Putting It All Together: Performance Profile

Here is a complete sysctl configuration for a high-performance web/Docker server:

# /etc/sysctl.d/99-performance.conf
# CPU and Memory
vm.swappiness = 10
vm.dirty_ratio = 15
vm.dirty_background_ratio = 5
vm.vfs_cache_pressure = 50

# Network Performance
net.core.somaxconn = 65535
net.core.netdev_max_backlog = 65536
net.core.rmem_max = 16777216
net.core.wmem_max = 16777216
net.ipv4.tcp_rmem = 4096 1048576 16777216
net.ipv4.tcp_wmem = 4096 1048576 16777216
net.ipv4.tcp_max_syn_backlog = 65535
net.ipv4.tcp_fastopen = 3
net.ipv4.tcp_tw_reuse = 1
net.ipv4.tcp_fin_timeout = 15
net.ipv4.ip_local_port_range = 1024 65535
net.core.default_qdisc = fq
net.ipv4.tcp_congestion_control = bbr

# File Descriptors
fs.file-max = 2097152
fs.nr_open = 2097152
fs.inotify.max_user_watches = 524288

# Docker / Container Networking
net.ipv4.ip_forward = 1
net.bridge.bridge-nf-call-iptables = 1
net.netfilter.nf_conntrack_max = 1048576

For Docker hosts specifically, monitoring container resource usage is critical. usulnet provides real-time CPU, memory, and I/O metrics for every container, alerting you when resource limits are approached so you can tune before performance degrades.

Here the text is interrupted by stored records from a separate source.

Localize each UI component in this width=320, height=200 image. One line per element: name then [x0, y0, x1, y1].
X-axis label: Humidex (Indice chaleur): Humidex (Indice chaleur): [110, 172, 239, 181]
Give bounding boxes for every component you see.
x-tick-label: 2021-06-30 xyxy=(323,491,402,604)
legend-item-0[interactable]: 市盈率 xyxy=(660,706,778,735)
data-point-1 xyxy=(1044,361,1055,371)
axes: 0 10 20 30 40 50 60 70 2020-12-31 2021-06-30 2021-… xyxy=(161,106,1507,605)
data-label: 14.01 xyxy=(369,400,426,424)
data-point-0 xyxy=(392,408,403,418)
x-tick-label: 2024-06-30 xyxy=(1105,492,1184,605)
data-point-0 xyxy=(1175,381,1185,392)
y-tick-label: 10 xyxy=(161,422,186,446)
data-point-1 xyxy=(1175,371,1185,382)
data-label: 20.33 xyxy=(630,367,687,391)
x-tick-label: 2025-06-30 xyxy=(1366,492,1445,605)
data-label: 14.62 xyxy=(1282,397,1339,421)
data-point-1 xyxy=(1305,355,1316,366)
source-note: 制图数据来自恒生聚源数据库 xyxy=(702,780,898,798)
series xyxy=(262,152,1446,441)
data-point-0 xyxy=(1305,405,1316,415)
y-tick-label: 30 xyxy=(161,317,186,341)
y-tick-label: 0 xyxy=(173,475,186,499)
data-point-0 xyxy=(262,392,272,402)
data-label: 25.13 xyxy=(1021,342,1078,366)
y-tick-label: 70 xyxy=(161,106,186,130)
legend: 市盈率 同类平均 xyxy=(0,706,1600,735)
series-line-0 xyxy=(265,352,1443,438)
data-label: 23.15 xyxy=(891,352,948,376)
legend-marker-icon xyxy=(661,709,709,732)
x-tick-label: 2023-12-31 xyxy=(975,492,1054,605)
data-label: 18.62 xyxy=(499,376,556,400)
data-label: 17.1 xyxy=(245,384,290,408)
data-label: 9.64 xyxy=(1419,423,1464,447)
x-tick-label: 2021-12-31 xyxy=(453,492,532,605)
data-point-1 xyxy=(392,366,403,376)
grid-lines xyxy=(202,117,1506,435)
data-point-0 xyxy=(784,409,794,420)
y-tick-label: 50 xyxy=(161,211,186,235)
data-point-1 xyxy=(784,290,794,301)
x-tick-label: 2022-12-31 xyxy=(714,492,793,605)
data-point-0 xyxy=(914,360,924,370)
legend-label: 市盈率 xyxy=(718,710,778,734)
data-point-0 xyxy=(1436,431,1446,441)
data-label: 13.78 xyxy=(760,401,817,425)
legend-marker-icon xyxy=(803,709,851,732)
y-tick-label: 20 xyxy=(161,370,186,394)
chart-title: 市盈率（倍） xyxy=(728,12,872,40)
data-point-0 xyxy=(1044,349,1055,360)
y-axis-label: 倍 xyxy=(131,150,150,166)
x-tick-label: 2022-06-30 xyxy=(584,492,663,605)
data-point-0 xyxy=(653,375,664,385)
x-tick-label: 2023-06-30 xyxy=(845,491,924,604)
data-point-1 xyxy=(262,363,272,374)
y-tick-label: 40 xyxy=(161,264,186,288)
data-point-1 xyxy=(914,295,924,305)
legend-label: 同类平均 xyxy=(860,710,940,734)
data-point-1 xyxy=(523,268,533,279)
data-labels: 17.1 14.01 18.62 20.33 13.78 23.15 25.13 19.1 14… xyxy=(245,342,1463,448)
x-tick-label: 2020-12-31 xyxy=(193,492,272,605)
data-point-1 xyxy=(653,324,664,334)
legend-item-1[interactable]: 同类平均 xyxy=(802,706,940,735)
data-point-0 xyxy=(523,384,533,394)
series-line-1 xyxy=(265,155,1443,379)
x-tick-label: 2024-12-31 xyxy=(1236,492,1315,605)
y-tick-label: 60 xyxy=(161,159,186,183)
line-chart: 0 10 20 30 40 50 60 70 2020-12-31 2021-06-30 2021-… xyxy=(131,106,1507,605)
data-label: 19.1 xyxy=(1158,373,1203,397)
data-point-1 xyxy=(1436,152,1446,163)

Measure first, tune second: Never apply tuning parameters blindly. Profile your workload, identify the bottleneck (CPU, memory, I/O, or network), and then apply targeted optimizations. Re-measure after each change to verify the improvement. Tuning without measurement is superstition, not engineering.